Figure 3 shows that assuming more realistic growth and energy intensity for China
and India alone produces higher projected global emissions from fuel combustion
than even the most pessimistic of the IPCC scenarios out to 2030 (Sheehan et al.,
2007).

Notes:

  • The comparison between SRES and actual emissions shows the overestimation of emissions by the SRES scenarios during the 1990s, and the sharp increase in actual emissions after 2000. The updated projection suggests how emissions would greatly exceed the highest of the SRES scenarios if current trends continue.
  • A1FI and A1B are high-emissions-growth scenarios, while B1 is a widely-used low-emissions-growth scenario.
  • Emissions shown are CO2 sourced from fossil fuel combustion and cement only – emissions from land use change are not included.
  • ‘Actual’ combustion emissions data is sourced from International Energy Agency to 2005. 2006 data (shown in grey) is from the Netherlands Environmental Assessment Authority, 2007, based on estimates from BP energy data for consumption of coal, oil products and natural gas.
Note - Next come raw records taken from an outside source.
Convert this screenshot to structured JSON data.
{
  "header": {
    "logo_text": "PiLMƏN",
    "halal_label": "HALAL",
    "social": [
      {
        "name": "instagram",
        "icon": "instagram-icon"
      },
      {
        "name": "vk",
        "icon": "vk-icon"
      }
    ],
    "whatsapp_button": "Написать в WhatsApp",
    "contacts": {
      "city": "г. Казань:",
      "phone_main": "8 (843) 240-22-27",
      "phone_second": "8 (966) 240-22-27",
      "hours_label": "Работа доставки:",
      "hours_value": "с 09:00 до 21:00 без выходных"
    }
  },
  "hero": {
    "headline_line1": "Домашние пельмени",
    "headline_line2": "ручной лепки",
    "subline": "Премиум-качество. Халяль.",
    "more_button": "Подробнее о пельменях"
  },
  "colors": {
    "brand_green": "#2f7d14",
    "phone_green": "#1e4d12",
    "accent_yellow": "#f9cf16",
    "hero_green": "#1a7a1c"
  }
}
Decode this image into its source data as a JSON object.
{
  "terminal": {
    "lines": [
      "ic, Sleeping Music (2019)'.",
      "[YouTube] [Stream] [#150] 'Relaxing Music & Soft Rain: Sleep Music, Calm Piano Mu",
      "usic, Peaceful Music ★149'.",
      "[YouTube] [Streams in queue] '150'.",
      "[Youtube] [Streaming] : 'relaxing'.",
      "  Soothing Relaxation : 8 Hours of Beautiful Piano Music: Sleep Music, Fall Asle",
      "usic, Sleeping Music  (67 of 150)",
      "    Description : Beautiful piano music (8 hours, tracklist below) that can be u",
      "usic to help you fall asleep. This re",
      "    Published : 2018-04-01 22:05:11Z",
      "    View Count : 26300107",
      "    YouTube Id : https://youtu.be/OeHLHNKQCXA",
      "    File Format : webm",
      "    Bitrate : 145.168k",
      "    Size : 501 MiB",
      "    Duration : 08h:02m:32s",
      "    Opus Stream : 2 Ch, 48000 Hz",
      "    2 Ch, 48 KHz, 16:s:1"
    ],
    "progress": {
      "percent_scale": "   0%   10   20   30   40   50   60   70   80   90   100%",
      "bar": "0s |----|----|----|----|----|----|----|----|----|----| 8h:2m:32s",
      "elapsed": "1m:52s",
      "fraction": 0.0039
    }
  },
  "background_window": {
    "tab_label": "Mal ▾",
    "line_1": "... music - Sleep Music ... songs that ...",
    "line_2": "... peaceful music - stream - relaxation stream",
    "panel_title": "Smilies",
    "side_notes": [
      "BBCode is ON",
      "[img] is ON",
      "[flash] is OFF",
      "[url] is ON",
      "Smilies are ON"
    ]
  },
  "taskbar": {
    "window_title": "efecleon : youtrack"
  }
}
Cement data to 2004 is sourced from Carbon Dioxide Information Analysis Centre (Marland et al., 2007), with projections included for 2005 and 2006 data. Emissions from cement represent around 3-4 per cent of the total.
  • The updated projections from Sheehan et al. (2007)17, reflect the implications on global emissions projections of what are judged to be realistic growth and emission intensity trends in China and India (between 7.5 and ten per cent per year). Global projections are made by Sheehan et al. (2007) with historic emissions (to 2003) from the IEA.

Source: GARNAUT CLIMATE CHANGE REVIEW, INTERIM REPORT TO THE
COMMONWEALTH, STATE AND TERRITORY GOVERNMENTS OF AUSTRALIA, February 2008.